We kunnen echter stellen dat de vraag naar identiteit de vraag is naar het definiëren van jezelf in een universele vorm. Het is geen makkelijke vraag omdat het een cultuur en de psyche van de mens bevraagd. Het is een vraag van subjectieve aard. Hiermee wordt het abstract niveau van het denken van Tariq Ramadan duidelijk. Net zoals de filosoof Hegel waarschuwt ook Tariq Ramadan voor het simplistisch denken, beiden hebben ze gemeenschappelijk dat ze pleiten voor het abstract denken, omdat alleen dat zou leiden naar praktische toepassingen op lange termijn. Tegelijk wordt Ramadan hier ook op bekritiseerd omdat zijn discours te idealistisch zou zijn en enkel de moslims in gegoede groepen zou toespreken, moslims die succesvol zijn en die geen problemen hebben met hun religiebeleving op het werk. Kortom wordt de notie dat de islamitische basisbeginselen hetzelfde zijn als de principes in de westerse cultuur vurig bekritiseerd omwille van de verschillende invullingen die aan deze beginselen in de praktijk worden gegeven.
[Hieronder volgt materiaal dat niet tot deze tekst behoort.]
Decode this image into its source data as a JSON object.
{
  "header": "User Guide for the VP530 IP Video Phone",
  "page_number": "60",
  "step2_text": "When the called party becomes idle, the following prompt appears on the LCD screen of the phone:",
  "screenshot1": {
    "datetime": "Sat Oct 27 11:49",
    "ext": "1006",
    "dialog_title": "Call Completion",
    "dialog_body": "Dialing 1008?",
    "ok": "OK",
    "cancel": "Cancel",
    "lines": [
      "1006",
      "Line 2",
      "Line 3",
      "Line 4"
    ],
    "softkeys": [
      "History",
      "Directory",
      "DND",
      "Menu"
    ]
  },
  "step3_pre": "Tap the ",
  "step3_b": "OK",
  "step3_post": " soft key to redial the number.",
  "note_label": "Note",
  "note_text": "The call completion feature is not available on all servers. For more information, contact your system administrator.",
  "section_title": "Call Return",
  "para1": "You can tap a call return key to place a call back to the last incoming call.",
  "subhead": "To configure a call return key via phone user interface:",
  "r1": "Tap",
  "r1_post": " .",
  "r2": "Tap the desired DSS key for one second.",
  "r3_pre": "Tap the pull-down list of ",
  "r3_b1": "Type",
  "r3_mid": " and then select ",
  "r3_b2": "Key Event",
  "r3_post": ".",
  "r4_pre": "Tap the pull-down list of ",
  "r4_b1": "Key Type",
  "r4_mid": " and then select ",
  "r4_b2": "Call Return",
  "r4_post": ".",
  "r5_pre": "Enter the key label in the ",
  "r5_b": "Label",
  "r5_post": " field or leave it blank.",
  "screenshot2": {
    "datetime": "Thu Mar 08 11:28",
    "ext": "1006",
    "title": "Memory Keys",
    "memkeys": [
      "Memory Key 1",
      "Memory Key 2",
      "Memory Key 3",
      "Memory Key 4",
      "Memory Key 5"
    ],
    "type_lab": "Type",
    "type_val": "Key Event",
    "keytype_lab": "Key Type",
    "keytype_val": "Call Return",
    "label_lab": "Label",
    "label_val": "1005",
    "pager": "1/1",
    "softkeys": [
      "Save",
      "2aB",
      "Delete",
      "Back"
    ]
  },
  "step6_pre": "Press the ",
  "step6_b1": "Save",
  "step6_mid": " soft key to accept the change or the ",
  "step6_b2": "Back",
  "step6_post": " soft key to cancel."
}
Hoewel Tariq Ramadan vaak de kritiek krijgt ‘racisme’ te negeren, lijkt hij dit te weerleggen door in zijn werk te focussen op machtsverhoudingen. “Wanneer je economisch minder macht hebt ondervind je meer discriminatie”, stelt hij. Hiermee doelt Ramadan nogmaals op het identiteitsdebat als een afgeleide van de economische belangen. Een idealistische visie van identiteit zou hij dan hiermee zogenaamd weerleggen.

Kortom, we kunnen hieruit concluderen dat hoewel de theorieën van Ramadan een wereldwijd bereik hebben, de bijdrage vooral op intellectueel niveau gezocht moet worden. Zijn filosofisch discours impliceert daarnaast ook eerder ‘het ethisch universele’ dat eigen is aan de mens wat meestal een synoniem is voor het idealistisch denken. Jezelf benoemen is voor een groot aantal mensen jezelf beperken in alle opzichten. Een mooier alternatief is dat van een wereldburger, het idee van niet kiezen gelijk is aan niets verliezen. Een privilege waar velen van dromen…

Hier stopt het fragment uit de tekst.